I believe there is no person in a civilized world who would not know the term – Geisha. However, what exactly is Geisha? A very wide opinion in the world is that Geisha are just simple prostitutes in Japan, and as the first thing I would like to clearly state that, they most certainly are not.
This opinion originated after World War 2, and was brought to United States by its soldiers. Service men came back with wild and juicy stories about the girls called “gee-sha”. Those women were not Geisha, they were just a regular red light district prostitutes who dressed up like Geisha to attract costumers, nothing more.
To be honest Geishas do originated in red light districts of Kyoto region, but not as prostitutes. The Odoroki or “dancing girls” were very popular in these areas for entertainment, though as some of the girls grew older it became inappropriate to take this name and so they called themselves Geisha. As everything in Japan, this caste became strongly ritualized. Geishas are sometimes mistaken with Tayuu, who were the highest rank of courtesans (in simpler words prostitutes) in pleasure quarters. Lords ruling at that time ensured that the courtesans would not be able to wear the same clothes as Geisha, as well as the Geisha could not engage in prostitution. Geishas were not aloud to compete with Tayuu for the costumers they were just working together with them helping with dances and music. This gave a beginning to the simplistic kimono and simple hairstyles of the Geisha: the point was understated elegance rather than extravagance of courtesans.
Geisha and Maiko
Let us come back to the question - who are Geisha? The word itself translates from Japanese as “art person” or “artist”. They are the professional entertainers who work in traditional Japanese teahouses called Ochaya. Geishas entertain teahouse costumers by performing various arts like singing, dancing, playing instruments and tea ceremonies. They are called “Geiko” in Kyoto region.

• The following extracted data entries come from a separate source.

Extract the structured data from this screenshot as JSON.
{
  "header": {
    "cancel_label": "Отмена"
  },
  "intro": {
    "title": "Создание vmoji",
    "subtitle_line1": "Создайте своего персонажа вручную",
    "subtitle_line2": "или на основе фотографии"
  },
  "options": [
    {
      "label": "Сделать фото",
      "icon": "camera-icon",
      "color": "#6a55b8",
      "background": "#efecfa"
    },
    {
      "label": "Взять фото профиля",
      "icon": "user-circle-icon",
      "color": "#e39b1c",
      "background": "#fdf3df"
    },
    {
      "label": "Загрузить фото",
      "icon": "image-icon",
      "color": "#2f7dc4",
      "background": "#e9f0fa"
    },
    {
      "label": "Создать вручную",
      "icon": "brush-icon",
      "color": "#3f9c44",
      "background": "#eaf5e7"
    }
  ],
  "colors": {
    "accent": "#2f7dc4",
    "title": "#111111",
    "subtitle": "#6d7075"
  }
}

Maiko translates as “dancing child” but sometimes is referred as “dancing girl” as well. They are apprentice Geisha. They have to undergo a lengthy training in all the arts a real Geisha has to master like music, dancing, playing traditional instruments and singing. The training usually takes around 5 years and after that, they become Geisha. Nowadays a girl can become Maiko at the age of 16. Though not attending conventional school after becoming Maiko, they must nonetheless attend classes every morning in dance, Shamisen, singing and other "gei". Maiko as well as learning artistic pursuits must learn the social graces and old style Kyoto dialect before becoming a Geisha.

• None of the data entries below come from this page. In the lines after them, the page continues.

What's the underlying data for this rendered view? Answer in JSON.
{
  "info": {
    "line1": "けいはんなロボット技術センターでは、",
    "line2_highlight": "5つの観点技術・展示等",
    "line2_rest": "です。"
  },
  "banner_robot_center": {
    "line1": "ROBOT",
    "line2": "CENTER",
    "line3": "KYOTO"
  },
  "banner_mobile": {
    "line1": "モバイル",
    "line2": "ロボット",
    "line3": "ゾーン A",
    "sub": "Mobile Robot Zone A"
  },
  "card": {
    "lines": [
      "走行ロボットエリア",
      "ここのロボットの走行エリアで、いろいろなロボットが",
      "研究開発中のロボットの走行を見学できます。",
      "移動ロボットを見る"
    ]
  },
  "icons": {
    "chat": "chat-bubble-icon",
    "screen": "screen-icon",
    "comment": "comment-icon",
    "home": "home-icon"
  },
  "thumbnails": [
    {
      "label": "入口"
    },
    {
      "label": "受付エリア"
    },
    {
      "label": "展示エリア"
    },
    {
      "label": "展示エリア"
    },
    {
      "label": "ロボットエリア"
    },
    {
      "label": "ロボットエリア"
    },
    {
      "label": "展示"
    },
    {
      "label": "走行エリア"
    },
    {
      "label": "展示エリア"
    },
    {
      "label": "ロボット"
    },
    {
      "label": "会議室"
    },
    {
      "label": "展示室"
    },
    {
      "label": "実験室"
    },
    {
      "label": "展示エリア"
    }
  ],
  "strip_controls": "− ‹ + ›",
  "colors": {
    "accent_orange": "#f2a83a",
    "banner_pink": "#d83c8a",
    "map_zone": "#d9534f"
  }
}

Geisha in nowadays society
The number of geisha has been declining for two main reasons. First, one is the training, which is long and hard. Second, the variance in levels of Geisha, as far as cost, has all but disappeared. Geisha have become an elite group and have therefore become very expensive. Fewer men are willing to pay the high cost of a Geisha when other entertainers (i.e. hostess) are available.